We link jpl.so using -lpl, so it is linked to the dynamic libpl.so if
Prolog is configured using -enable-shared or to the static libpl.a
otherwise. On ELF systems that can handle position-dependent (i.e.
compiled _without_ -fpic) code in shared objects this works fine. If
libjpl.so is loaded directly from Java it will use the Prolog kernel
included in libjpl.so. If it is invoked through Prolog, the Prolog
application is before libjpl.so in the ELF search path and therefore all
Prolog symbols are resolved against the application.
There are two drawbacks to this approach. The libjpl.so file could have
been a small and version independent library, while it is now bulky due
to the embedded Prolog engine and version dependent.
Summarising, if your OS cannot load position dependent .so files you
MUST configure SWI-Prolog using --enable-shared. If it can (Linux), the
choice is yours and depends on the performance penalty paid on your
processor (approx. 7% on an AMD Athon), how you wish to arrange
versioning and how keen you are on memory sharing.

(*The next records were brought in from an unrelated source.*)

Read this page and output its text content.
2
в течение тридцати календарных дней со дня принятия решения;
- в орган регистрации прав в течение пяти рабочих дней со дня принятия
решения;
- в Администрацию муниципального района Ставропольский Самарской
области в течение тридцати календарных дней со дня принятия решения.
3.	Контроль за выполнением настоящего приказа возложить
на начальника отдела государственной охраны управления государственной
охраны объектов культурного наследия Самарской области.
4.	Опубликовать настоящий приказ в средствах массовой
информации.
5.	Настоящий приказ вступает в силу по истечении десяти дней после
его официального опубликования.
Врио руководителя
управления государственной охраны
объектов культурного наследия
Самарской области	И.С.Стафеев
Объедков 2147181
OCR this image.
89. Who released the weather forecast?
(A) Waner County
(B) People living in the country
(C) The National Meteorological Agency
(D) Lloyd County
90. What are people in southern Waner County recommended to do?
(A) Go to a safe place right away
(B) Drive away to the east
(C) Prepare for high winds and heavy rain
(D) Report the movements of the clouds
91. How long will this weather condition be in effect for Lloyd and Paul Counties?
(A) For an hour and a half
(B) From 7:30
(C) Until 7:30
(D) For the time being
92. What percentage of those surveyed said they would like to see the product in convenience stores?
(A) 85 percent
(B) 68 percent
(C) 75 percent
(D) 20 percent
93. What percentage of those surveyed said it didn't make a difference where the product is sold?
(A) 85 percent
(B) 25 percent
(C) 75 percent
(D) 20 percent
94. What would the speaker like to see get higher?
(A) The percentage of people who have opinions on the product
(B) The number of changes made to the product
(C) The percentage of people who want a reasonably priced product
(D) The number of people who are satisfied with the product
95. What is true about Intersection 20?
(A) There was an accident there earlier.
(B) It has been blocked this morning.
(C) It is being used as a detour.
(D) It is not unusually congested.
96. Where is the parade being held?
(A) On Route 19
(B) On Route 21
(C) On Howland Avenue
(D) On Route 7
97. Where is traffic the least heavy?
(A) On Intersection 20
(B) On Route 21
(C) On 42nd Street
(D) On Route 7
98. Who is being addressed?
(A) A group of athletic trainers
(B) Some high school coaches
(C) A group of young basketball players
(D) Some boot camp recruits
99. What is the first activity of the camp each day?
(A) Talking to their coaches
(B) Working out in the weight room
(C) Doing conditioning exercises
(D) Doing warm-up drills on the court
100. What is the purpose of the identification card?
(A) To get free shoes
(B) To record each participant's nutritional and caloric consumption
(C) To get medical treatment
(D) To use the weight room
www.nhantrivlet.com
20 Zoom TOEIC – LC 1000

Installed components (Unix)
===========================
Make install installs the following components:
* $PLBASE/library/jpl.pl
* $PLBASE/lib/jpl.jar
* $PLBASE/lib/$PLARCH/libjpl.so
The disadvantage of this is that $PLBASE/lib/$PLARCH must be in
$LD_LIBRARY_PATH to be able to call Prolog from Java (either when
embedding Prolog in Java or using a Prolog -> Java -> Prolog callback).
Unfortunately all the other Prolog .so files are loaded by explicitely
searching for them.
Finding Java on Windows
=======================
It appears the following keys are relevant for SUN SDK:
?- win_registry_get_value('HKEY_LOCAL_MACHINE/Software/JavaSoft/Java Development Kit',
'CurrentVersion', X).
X = 1.4
?- win_registry_get_value('HKEY_LOCAL_MACHINE/Software/JavaSoft/Java Development Kit/1.4', 'JavaHome', X).